The topic of this entry on Jack Bogs blog was about taxes to corporations and how they may scare businesses away... I think that also applies to households looking to move too...

I know there's all sorts of hidden taxes that we pay here in Oregon, but looking at those figures I noted above for purchases that people make often is quite alarming, especially when youve never had to think about paying a sales tax on top of what you decided to purchase as is the way here in Oregon..

The whole point of my original comment was people in Oregon could be paying alot more in taxes if our tax system was more like other states such as Illinois.. Im not against taxes, just the abuse of how they are spent.. PERS being one of those abuses... city, state, federal government employees are there own huge voting block that politicians pander to and then hand us civilians the bill in the form of higher taxes to pay for their promises...

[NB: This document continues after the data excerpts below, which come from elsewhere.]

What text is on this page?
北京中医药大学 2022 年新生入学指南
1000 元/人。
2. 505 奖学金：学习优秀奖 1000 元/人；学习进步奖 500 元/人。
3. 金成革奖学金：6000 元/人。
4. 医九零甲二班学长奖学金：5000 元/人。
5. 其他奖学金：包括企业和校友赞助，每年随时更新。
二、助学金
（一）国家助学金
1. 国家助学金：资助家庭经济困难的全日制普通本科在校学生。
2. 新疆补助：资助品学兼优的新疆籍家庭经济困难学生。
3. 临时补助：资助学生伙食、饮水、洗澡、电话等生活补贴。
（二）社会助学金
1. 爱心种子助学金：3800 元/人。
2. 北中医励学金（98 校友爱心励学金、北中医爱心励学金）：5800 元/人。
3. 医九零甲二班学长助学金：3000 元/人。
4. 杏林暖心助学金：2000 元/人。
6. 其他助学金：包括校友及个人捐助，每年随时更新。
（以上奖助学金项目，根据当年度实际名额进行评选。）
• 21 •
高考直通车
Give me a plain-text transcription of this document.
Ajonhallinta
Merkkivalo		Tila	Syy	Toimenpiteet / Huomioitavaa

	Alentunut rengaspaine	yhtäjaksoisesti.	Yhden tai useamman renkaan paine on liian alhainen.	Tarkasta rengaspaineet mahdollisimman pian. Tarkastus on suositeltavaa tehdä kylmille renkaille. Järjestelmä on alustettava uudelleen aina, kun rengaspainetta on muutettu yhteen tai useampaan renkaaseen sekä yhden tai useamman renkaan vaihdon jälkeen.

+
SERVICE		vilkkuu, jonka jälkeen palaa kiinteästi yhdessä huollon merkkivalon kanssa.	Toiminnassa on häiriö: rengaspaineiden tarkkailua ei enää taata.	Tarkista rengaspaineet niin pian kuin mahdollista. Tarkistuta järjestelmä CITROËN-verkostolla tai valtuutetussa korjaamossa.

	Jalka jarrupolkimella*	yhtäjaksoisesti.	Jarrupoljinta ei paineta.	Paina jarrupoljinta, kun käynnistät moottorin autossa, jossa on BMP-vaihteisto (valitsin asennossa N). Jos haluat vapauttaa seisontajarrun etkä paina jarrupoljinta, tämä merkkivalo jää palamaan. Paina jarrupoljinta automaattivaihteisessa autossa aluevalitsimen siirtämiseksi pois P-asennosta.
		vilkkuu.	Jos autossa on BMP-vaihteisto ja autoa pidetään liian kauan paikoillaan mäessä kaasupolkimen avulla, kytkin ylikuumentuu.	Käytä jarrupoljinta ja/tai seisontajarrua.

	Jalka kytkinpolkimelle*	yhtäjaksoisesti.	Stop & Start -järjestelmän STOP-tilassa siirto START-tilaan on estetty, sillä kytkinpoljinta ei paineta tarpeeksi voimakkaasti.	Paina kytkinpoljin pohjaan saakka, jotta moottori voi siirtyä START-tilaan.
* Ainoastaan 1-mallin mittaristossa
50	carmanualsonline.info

I'll take the "union thugs" on the yes side anyday over the corporate/religious fascists who brought Prop 8 to Calfornia and killed marriage equality in Maine, thank you very much.


Those angry actresses are hell of cute. I usually do whatever a sultry seething minx tells me to do. Here, maybe not because the threat isn't sufficiently palpable, but one thing's for sure: Those actresses could make some serious money in this town.

I usually do whatever a sultry seething minx tells me to do.

Thank you for articulating that. I too would be inclined to do what the gal behind the counter said.

Oh, how clever. If you think Measure 67 is about banks, you deserve to pay the taxes that will be passed onto you by the place you buy groceries from.